He died in New York City, July 15, 1868, and was buried in Mount Auburn Cemetery, Cambridge, Massachusetts, perhaps the most beautiful and illustrious of American burial places.

The monument of Dr. Morton in Mount Auburn bears this inscription: "William T. G. Morton, inventor and revealer of anæsthetic inhalation, by whom pain in surgery was averted and annulled; before whom, in all time, surgery was agony; since whom, science has control of pain." He is included among the fifty-three illustrious sons of Massachusetts whose names are inscribed upon the dome of the new Hall of Representatives in the State House at Boston; and is among the five hundred noted men whose names adorn the facade of the Boston Public Library.

The news of Morton's discovery reached England December 17, 1846. Within five days ether was in use as an anæsthetic by the English dentists and surgeons. A year later Sir J. Y. Simpson, of Edinburgh discovered the anæsthetic properties of chloroform, which has since that time been the preferred anæsthetic in Europe. Ether has continued in general use in America.

CHAPTER XI

STEEL AND RUBBER

It has been shown already in this volume that the materials from which man has made his tools, and those tools themselves, are the best means of determining his advance in civilization. Man passed from the Stone Age with its few, crude implements into the Bronze Age, and from this into the Iron Age, with each succeeding step increasing the number and efficiency of his tools. The race has lately passed into an age which might well be named the Age of Steel. The discovery or invention of this metal—for there is in it the nature of both invention and discovery—is sufficiently important to mark a distinct era in human progress.

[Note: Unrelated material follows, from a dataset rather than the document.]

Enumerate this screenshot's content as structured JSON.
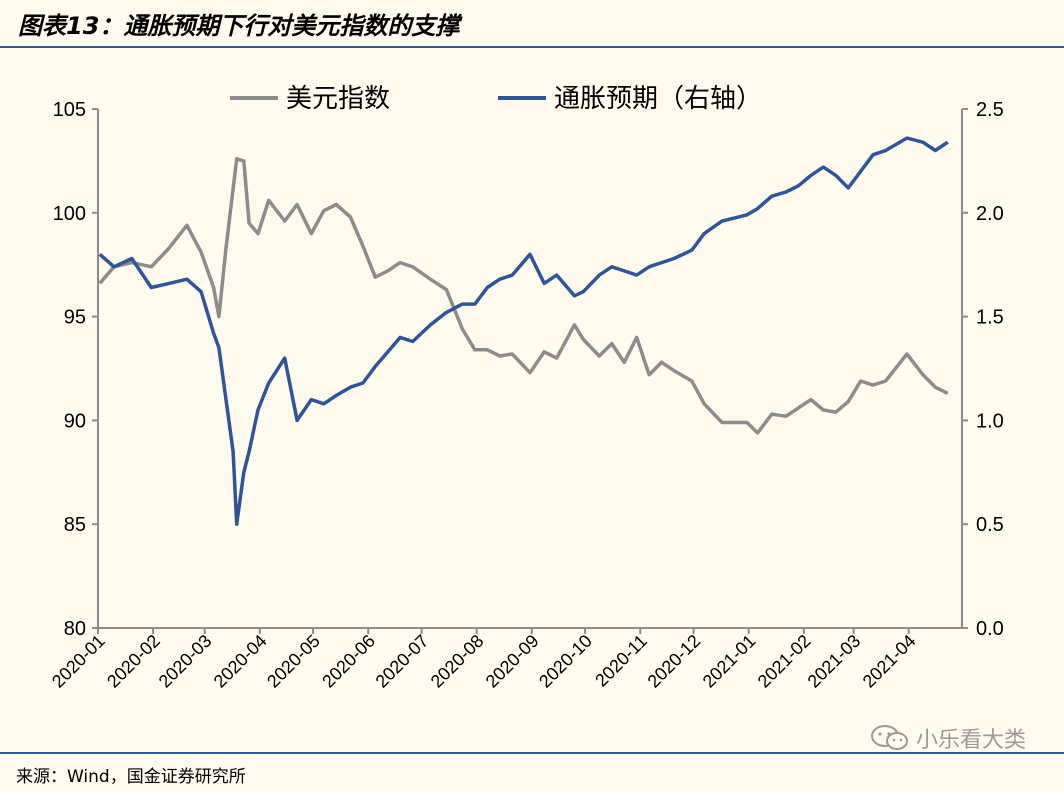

Steel is not found native, but is a compound of iron and carbon and is produced artificially. The great value of steel lies in the fact that it can be made so hard that it can cut and shape almost every other substance known to man, and yet this very quality of hardness can be so modified as to make the metal capable of cutting and otherwise shaping itself. Steel can be made nearly as hard as the diamond, or so soft that it can be cut, bent, or hammered into this shape or that, rolled into sheets, or drawn out into the finest wire. Nearly the whole of the compound is iron, the carbon ranging from one-fourth of one per cent to two and one half per cent. Ordinary steel contains certain other chemicals, such as silicon, manganese, sulphur, and phosphorus, but these are mere natural impurities existing in the metal. The essential ingredients are iron and carbon. Steel is hardened by being heated to a high temperature and then suddenly cooled by contact with cold water, or in other like ways. Fixing the degree of hardness in a piece of steel is called tempering. The degree of hardness is dependent upon the suddenness of cooling.

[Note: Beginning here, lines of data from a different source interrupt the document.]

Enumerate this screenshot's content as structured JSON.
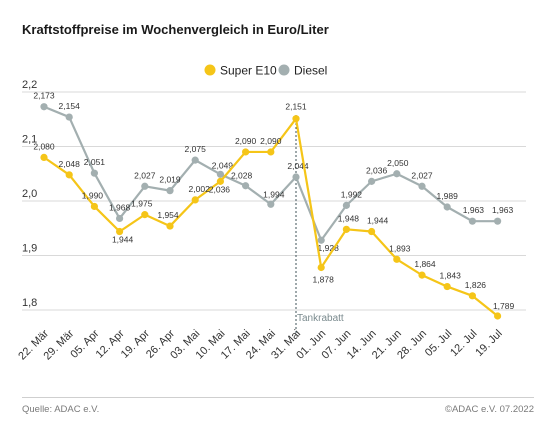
{
  "chart_data": {
    "type": "line",
    "title": "Kraftstoffpreise im Wochenvergleich in Euro/Liter",
    "categories": [
      "22. Mär",
      "29. Mär",
      "05. Apr",
      "12. Apr",
      "19. Apr",
      "26. Apr",
      "03. Mai",
      "10. Mai",
      "17. Mai",
      "24. Mai",
      "31. Mai",
      "01. Jun",
      "07. Jun",
      "14. Jun",
      "21. Jun",
      "28. Jun",
      "05. Jul",
      "12. Jul",
      "19. Jul"
    ],
    "ylim": [
      1.75,
      2.2
    ],
    "yticks": [
      "2,2",
      "2,1",
      "2,0",
      "1,9",
      "1,8"
    ],
    "ytick_values": [
      2.2,
      2.1,
      2.0,
      1.9,
      1.8
    ],
    "legend_position": "top",
    "grid": true,
    "series": [
      {
        "name": "Super E10",
        "color": "#f5c518",
        "values": [
          2.08,
          2.048,
          1.99,
          1.944,
          1.975,
          1.954,
          2.002,
          2.036,
          2.09,
          2.09,
          2.151,
          1.878,
          1.948,
          1.944,
          1.893,
          1.864,
          1.843,
          1.826,
          1.789
        ],
        "labels": [
          "2,080",
          "2,048",
          "1,990",
          "1,944",
          "1,975",
          "1,954",
          "2,002",
          "2,036",
          "2,090",
          "2,090",
          "2,151",
          "1,878",
          "1,948",
          "1,944",
          "1,893",
          "1,864",
          "1,843",
          "1,826",
          "1,789"
        ]
      },
      {
        "name": "Diesel",
        "color": "#a3afb0",
        "values": [
          2.173,
          2.154,
          2.051,
          1.968,
          2.027,
          2.019,
          2.075,
          2.049,
          2.028,
          1.994,
          2.044,
          1.928,
          1.992,
          2.036,
          2.05,
          2.027,
          1.989,
          1.963,
          1.963
        ],
        "labels": [
          "2,173",
          "2,154",
          "2,051",
          "1,968",
          "2,027",
          "2,019",
          "2,075",
          "2,049",
          "2,028",
          "1,994",
          "2,044",
          "1,928",
          "1,992",
          "2,036",
          "2,050",
          "2,027",
          "1,989",
          "1,963",
          "1,963"
        ]
      }
    ],
    "annotations": [
      {
        "text": "Tankrabatt",
        "category": "31. Mai"
      }
    ]
  },
  "footer": {
    "source": "Quelle: ADAC e.V.",
    "copyright": "©ADAC e.V.  07.2022"
  }
}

The widespread use of steel and its importance in the life of to-day are due to Sir Henry Bessemer, an English inventor, who was born January 19, 1813, and died March 15, 1898. The substance was known, made, and used before the time of Bessemer, but its production was so costly that it was little used. By his process of production the cost was greatly reduced and steel consequently came into much wider usage. By the Bessemer process molten iron is poured into a vessel with holes in the bottom. Air at a powerful pressure is forced through these openings, so that the pressure of the air prevents the melted metal from running out. The air removes the carbon from the molten iron. Afterward the required amount of carbon is admitted to the iron, and the result of the union is a piece of steel. The process of Bessemer was patented in 1856.

Steel is used in the construction of great modern buildings, bridges, and battleships; and in making cannon, railroad cars and rails, pipe, wire, bolts and nails, swords, knives, saws, watch-springs, needles, and innumerable tools and articles of every-day usage. Manifestly a material that is used in the manufacture of articles ranging from a needle to a great city sky-scraper or a battleship must be of prime importance to the human race.